According to Bloomberg’s Mark Gurman, Apple’s blood pressure monitor for the Apple Watch “hit some snags,” and it isn’t expected to show up until 2024 at the earliest—and it could be pushed until 2025. This indicates the Apple Watch Series 8 (2022) and Apple Watch Series 9 (2023) will be missing out on the new sensor and functionalities.
The Galaxy Watch3 and Active2 have blood pressure monitoring, although it requires monthly calibration with a genuine MFDS-approved upper-arm, cuff-based monitor. Apple, according to Gurman, will propose a different way. It won’t tell users their exact systolic and diastolic readings, but it will notify them if they have hypertension or high blood pressure, similar to how heart rate monitoring does. According to reports, Apple is conducting employee testing of its new technologies.
Another function that has been anticipated for years is noninvasive blood sugar monitoring.

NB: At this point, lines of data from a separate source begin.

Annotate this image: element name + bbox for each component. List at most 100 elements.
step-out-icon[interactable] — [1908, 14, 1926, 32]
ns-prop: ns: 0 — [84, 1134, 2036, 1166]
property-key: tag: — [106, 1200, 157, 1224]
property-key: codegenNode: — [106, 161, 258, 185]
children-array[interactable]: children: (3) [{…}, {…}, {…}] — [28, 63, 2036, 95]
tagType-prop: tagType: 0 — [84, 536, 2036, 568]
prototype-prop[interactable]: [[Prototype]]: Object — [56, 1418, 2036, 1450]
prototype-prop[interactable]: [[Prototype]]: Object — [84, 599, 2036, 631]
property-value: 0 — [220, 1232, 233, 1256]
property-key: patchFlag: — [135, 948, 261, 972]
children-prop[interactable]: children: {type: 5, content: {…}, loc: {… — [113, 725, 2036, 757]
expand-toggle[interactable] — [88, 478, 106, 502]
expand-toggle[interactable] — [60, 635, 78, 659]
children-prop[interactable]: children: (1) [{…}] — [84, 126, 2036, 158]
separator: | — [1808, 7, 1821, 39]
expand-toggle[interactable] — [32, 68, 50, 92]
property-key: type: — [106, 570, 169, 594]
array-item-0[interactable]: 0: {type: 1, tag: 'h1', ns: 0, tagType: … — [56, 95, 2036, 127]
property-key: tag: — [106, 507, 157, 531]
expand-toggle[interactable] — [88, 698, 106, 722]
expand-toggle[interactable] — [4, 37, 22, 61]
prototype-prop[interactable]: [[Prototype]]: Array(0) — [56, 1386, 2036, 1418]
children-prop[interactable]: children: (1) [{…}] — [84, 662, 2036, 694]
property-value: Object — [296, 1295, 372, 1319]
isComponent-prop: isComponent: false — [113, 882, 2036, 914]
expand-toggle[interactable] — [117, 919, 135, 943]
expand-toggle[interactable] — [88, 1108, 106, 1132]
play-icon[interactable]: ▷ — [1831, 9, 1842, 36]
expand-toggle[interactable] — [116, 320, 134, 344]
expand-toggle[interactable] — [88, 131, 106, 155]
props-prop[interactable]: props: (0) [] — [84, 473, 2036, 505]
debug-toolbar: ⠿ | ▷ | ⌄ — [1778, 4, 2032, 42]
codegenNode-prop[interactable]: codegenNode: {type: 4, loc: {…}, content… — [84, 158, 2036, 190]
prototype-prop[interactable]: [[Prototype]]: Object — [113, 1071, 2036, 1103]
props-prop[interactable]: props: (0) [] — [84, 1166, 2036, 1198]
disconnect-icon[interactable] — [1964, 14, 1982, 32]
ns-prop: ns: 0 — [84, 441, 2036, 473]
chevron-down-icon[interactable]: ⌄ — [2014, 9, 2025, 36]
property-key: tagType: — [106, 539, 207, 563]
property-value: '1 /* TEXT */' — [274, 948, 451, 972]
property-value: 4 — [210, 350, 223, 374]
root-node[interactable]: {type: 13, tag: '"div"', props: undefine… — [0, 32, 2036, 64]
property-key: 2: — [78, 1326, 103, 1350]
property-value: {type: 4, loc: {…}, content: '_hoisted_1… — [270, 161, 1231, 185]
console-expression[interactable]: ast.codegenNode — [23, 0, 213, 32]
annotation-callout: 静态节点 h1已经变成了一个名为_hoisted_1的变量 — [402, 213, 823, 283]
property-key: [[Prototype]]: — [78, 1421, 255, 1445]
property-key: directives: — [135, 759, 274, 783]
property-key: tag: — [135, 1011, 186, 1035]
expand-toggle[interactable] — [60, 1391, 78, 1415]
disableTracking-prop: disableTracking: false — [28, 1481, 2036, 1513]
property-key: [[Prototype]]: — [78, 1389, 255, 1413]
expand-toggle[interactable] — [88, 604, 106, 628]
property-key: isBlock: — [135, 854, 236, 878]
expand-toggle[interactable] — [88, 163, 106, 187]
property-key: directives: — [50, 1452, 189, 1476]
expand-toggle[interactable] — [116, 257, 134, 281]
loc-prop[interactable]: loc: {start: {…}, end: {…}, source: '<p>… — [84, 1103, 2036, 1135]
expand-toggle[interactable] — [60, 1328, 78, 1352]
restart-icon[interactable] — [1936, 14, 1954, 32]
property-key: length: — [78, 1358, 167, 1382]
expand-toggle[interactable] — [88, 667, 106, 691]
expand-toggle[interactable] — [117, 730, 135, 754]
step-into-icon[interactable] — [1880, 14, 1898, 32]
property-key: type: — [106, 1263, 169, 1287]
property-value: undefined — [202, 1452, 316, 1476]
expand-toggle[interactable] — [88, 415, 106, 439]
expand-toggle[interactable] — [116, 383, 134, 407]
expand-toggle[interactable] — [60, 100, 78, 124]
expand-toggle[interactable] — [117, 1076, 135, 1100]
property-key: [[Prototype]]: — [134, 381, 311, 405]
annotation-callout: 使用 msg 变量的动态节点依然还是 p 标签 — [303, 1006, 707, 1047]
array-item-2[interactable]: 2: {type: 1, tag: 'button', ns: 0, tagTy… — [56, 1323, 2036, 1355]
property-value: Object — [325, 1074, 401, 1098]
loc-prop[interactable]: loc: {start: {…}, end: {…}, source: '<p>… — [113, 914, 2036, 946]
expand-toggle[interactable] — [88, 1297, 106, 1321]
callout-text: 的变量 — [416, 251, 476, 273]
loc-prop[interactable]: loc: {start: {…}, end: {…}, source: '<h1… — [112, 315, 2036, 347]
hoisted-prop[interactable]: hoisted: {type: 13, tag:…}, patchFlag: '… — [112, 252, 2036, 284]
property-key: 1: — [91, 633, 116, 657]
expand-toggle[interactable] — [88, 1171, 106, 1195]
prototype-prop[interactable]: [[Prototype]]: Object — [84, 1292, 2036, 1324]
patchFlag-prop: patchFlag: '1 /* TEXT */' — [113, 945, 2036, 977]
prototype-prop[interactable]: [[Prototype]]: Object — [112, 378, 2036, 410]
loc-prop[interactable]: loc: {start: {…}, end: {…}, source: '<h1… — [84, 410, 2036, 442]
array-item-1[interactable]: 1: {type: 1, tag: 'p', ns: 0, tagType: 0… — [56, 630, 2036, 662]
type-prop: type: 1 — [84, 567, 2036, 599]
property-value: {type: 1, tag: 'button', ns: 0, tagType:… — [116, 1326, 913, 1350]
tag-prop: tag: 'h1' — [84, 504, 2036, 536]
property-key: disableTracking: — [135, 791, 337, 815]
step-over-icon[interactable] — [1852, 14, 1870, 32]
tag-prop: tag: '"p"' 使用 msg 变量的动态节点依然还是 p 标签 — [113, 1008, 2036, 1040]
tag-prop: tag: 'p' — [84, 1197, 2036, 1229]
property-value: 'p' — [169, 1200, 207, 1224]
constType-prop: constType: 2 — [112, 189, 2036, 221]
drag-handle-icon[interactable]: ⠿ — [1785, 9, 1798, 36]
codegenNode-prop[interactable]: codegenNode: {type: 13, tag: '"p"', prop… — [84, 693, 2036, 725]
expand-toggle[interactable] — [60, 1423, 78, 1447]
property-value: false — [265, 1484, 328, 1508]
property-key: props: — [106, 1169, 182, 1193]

According to Gurman, the feature hasn’t even been given a target release year yet, meaning it could take more than five years to arrive if it ever does. According to reports, Apple is in talks with third-party glucometers to improve their compatibility.
Apple is indeed planning a new low-power mode for watchOS 9, which will allow users to use select apps and functionalities on their smartwatch while conserving battery life. This year’s version of the Health app for the iPhone is likely to include new women’s health features, as well as increased sleep tracking functionality. Within the Workout app on the watch, Apple also intends to introduce more workout types and analytics relevant to running.
This year, Apple may release three new Apple Watches: a basic Series 8 model, a low-cost SE model, and a premium model with a tough case geared towards extreme athletes. Apple is also working on bringing satellite connectivity to the Apple Watch in the future, paving the way for capabilities like emergency texting and SOS response. It intends to make those features available on the iPhone as soon as this year. Users would be able to send text messages to emergency responders and report incidents using this technology across satellite networks.